Может, спустя время Царская вновь заглянет сюда. Сеггар обнимет брата Сенхана, а Дорожке и Крайше перепадёт поклон от родни. И они, к тому дню уже витязи, обменяют желанную весть на гордый рассказ о собственных подвигах… А может, вовсе и не бывать ни той встрече, ни гордым деяниям. Судьбу Хвойки и Неугаса тоже все помнили. Своими руками возлагали мёртвых на погребальный костёр, раненых Незамайку с Крагуяром – в сани доброго купца. Есть о чём призадуматься.

Когда паруса затянуло морским туманом, Сеггара окликнул почтительный голос:

– Государь Неуступ?

Молодой воевода, ходивший под родовым прозванием Окаянного, крепко напоминал сгинувшего Коготка. Поди пойми – чем. Потыка Коготок был статен, Сиге Окаянный – невелик телом, опасен, как шило. Коготок рдел безудержной удалью, Окаянный глядел строго и подозрительно. Один под рукой взрослел, другой – чуж чуженин, не сын, не брат.
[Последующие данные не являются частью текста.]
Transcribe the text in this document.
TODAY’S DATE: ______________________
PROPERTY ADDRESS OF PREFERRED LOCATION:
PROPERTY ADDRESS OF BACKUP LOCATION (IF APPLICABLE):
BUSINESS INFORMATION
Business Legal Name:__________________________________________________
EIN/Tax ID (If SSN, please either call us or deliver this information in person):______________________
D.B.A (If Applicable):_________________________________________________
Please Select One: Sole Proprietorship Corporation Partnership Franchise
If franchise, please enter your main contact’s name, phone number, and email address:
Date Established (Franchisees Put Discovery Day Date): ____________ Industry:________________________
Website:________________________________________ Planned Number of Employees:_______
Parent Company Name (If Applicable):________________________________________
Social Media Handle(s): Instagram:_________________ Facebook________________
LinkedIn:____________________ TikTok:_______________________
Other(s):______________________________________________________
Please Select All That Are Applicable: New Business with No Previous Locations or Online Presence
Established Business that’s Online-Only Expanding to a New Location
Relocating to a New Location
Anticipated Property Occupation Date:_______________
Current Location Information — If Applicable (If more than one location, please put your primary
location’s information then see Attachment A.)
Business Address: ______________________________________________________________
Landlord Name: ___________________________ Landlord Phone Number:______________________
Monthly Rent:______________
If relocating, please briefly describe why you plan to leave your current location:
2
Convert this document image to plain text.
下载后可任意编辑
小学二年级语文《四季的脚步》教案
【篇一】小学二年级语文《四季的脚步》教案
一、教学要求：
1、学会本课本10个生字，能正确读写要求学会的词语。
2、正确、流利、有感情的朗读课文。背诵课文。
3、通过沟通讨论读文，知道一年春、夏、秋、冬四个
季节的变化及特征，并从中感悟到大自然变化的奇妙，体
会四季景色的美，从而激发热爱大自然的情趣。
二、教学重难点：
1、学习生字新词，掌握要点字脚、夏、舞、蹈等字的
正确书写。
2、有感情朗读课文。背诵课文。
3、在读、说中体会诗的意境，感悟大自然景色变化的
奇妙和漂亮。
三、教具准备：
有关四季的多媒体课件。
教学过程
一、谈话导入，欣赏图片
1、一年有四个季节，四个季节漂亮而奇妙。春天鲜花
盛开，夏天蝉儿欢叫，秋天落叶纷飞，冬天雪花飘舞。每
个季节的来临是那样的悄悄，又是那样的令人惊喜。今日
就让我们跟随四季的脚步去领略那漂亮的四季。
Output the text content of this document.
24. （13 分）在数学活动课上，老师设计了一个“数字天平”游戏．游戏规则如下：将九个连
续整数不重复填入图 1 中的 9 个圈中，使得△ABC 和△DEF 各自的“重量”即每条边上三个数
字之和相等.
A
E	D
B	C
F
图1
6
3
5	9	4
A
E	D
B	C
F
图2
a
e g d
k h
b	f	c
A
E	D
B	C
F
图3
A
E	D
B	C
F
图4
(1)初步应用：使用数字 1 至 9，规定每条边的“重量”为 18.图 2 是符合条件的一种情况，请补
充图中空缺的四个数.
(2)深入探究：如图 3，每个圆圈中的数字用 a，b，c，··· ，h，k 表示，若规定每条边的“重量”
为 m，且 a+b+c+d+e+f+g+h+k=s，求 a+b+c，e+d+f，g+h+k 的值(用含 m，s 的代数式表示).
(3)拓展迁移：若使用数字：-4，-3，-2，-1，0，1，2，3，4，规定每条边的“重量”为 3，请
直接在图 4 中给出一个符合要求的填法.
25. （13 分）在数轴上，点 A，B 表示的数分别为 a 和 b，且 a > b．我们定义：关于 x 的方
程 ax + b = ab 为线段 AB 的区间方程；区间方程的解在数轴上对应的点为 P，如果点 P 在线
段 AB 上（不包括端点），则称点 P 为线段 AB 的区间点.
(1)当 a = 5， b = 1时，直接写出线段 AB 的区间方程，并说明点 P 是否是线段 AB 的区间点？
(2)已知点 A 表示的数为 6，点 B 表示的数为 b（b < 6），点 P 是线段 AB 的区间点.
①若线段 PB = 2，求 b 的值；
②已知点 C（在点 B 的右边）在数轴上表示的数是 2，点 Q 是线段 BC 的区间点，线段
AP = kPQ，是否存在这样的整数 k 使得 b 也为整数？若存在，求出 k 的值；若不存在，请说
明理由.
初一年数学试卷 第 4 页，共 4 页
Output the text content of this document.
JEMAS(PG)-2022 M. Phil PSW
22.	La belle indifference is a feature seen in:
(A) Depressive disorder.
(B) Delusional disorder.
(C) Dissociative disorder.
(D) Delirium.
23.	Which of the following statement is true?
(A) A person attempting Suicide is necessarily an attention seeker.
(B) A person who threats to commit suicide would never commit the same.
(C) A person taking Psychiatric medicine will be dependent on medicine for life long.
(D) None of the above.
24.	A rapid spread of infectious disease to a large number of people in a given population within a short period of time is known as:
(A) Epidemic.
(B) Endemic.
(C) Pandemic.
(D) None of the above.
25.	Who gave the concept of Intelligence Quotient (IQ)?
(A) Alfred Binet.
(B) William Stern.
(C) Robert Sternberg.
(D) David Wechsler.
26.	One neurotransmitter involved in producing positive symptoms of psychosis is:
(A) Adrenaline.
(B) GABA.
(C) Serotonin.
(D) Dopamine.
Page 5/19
А всё равно… что-то сквозило. «Эх и не живётся вам, молодым. Будто на спор погибели ищете – кто первей…»

– Что невесел, государь Сеггар? – повторил Окаянный. – Славу взял, добычи – век не потратить, порубленных другу на руки передал. О чём грусть?

– Не грущу, думу думаю, – проворчал Сеггар.

Дружины сообща затевали веселье. Радовались свежим лицам, беседе. На берегу высилась роскошная ставка, взятая у Ялмака. Изнутри слышался смех, неслись голоса. Для пира всё уже приготовили, ждали только вождей. Сеггару не хотелось идти. На войлочной стене ещё мрела тень Лишень-Раза, на коврах стыла кровь Летеня и Крыла. Он сказал:

– Шатёришко вот надумал тебе подарить.

– Щедро жалуешь, – поклонился молодой воевода. – Самому разве не пригодится?

– Ввычки нет под кровом сидеть.

– Добрый обык, говорят, легко приживается…

– Поздно мне. А скоро и не занадобится.